Ai confini della realtà - Il film
6.5
1983
101 min
HD
Quattro episodi soprannaturali ispirati alla serie televisiva di Rod Sterling: 1. Un uomo diventa vittima del proprio odio razziale. 2. I reclusi di un ospizio tornano all'infanzia. 3. Il piccolo schermo genera mostri. 4. In aereo un passeggero isterico ha un incubo. Il migliore dei 4 episodi è l'ultimo (G. Miller) sul volo e il più inquietante è il 3° (J. Dante) sul bimbetto videodipendente.
Verdetto
Vale la pena? — Ai confini della realtà - Il film
3 motivi per guardarlo
- L'episodio dell'aereo con incubi claustrofobici è la vera chicca, ti spacca la testa
- Il bimbo videodipendente che genera mostri dal televisore è inquietante tipo Stranger Things ma anni '80
- Dan Aykroyd e Albert Brooks in storie separate che ti fanno dire 'che cazzo ho appena visto'
A chi piacerà
Per chi ha amato le prime stagioni di Black Mirror e la vibe dark di From. Perfetto per le serate con gli amici che apprezzano l'horror vintage e i finali a sorpresa.

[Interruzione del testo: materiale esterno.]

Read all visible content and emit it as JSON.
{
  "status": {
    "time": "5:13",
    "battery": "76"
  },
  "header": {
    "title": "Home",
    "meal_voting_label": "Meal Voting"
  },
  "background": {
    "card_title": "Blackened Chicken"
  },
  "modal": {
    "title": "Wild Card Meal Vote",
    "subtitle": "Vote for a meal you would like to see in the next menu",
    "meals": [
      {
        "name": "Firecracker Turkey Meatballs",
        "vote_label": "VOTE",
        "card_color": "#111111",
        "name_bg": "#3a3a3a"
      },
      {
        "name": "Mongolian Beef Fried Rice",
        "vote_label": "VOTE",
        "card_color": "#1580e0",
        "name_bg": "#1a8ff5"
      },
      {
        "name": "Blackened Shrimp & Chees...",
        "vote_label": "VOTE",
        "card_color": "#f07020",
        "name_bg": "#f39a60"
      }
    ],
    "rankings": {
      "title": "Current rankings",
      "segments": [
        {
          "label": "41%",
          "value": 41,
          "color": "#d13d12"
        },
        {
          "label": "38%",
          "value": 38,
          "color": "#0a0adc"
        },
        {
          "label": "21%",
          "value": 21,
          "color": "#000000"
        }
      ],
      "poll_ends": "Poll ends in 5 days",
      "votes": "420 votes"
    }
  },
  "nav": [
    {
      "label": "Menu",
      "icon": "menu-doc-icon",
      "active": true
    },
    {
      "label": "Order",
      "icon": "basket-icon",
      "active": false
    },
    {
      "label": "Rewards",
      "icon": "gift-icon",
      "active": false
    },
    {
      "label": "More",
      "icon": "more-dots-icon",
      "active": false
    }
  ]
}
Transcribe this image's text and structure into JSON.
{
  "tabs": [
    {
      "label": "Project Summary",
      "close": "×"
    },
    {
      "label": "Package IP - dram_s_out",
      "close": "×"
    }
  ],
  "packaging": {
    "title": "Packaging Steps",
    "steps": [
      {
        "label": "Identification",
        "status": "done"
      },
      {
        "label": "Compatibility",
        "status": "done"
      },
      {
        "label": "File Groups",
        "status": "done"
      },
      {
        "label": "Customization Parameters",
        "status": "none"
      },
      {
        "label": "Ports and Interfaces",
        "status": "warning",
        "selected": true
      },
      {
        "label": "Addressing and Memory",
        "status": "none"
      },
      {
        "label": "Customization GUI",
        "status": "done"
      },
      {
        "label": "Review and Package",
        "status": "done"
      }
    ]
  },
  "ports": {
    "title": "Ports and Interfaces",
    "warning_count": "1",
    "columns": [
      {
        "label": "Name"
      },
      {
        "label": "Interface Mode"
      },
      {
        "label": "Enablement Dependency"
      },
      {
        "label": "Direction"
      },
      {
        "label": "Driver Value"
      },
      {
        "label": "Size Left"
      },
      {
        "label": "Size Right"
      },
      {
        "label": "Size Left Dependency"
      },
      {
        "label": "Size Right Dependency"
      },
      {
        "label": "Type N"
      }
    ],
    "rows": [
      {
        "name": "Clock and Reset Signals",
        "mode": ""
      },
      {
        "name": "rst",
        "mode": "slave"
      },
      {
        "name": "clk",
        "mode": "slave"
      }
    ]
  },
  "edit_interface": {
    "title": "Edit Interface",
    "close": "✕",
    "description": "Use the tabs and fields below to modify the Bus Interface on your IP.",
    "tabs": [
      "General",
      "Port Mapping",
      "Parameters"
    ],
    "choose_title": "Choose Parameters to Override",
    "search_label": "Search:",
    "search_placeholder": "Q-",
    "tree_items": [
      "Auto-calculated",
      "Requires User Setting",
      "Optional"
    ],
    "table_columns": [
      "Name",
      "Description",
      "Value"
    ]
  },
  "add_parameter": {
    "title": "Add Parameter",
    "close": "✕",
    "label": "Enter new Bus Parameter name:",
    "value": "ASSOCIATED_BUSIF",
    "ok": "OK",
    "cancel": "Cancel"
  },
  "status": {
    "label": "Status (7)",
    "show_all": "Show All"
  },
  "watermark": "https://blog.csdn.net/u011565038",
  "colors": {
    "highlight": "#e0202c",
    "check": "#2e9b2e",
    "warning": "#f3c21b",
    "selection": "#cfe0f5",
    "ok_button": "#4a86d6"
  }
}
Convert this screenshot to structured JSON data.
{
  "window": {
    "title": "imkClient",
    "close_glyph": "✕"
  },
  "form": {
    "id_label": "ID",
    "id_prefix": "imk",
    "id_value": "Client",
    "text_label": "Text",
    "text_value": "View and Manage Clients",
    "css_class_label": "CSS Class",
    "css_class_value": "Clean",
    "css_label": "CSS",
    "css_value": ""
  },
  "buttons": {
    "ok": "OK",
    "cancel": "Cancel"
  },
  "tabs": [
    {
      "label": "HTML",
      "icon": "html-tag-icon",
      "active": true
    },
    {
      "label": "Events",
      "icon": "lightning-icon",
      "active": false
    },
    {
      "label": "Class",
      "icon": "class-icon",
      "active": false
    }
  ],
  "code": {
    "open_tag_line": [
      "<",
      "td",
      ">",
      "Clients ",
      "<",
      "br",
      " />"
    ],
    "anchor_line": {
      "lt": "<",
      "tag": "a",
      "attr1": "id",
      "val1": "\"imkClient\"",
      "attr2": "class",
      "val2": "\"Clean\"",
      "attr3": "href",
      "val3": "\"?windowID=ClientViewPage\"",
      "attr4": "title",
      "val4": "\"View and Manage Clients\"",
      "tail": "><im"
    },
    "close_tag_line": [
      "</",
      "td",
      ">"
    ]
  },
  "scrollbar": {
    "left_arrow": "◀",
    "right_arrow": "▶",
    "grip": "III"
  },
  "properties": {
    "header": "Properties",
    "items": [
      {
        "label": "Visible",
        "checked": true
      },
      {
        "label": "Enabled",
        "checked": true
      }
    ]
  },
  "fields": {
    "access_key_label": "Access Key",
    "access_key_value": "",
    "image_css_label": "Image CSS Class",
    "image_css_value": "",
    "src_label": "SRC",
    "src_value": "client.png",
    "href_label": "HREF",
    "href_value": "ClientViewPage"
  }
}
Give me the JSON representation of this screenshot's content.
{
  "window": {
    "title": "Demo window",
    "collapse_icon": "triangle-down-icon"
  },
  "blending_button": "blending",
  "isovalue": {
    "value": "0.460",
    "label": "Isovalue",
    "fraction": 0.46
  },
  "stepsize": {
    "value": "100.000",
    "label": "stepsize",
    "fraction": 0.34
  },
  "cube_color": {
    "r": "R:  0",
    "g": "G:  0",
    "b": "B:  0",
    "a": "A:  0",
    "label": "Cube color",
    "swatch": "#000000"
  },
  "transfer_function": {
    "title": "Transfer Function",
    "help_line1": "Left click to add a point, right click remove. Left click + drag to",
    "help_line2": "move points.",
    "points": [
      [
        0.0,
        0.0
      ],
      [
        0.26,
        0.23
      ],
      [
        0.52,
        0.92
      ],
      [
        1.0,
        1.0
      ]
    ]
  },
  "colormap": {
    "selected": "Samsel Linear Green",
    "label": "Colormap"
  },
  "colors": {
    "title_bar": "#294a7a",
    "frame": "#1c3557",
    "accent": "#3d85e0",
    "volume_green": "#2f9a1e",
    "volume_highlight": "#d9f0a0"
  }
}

3 motivi per non guardarlo
- Se cerchi horror moderno, qui effetti speciali anni '80
- Primi due episodi sono lenti, ti avverto
- Il finale dell'episodio razziale è un po' scontato, skip se vuoi solo brividi
Commenti (2)
Poteva essere fatto meglio? Sì. Poteva essere più coinvolgente? Forse. Però resta un cult intramontabile, perfetto per una serata spensierata. Ideale per staccare il cervello e divertirsi un po'.
Film a episodi divertente, dove spicca quello di Dante sui cartoni animati: davvero unico, con effetti speciali e fotografia top, che da solo tira su tutto il film. Bello anche l'episodio dell'aereo, mentre quello della casa di riposo è il più fiacco, però niente male (tipo una favola, e il finale è carino). Il primo episodio è decente: politicamente corretto, sarebbe un incubo per i razzisti. Da citare il prologo con quei due in macchina, simpatici.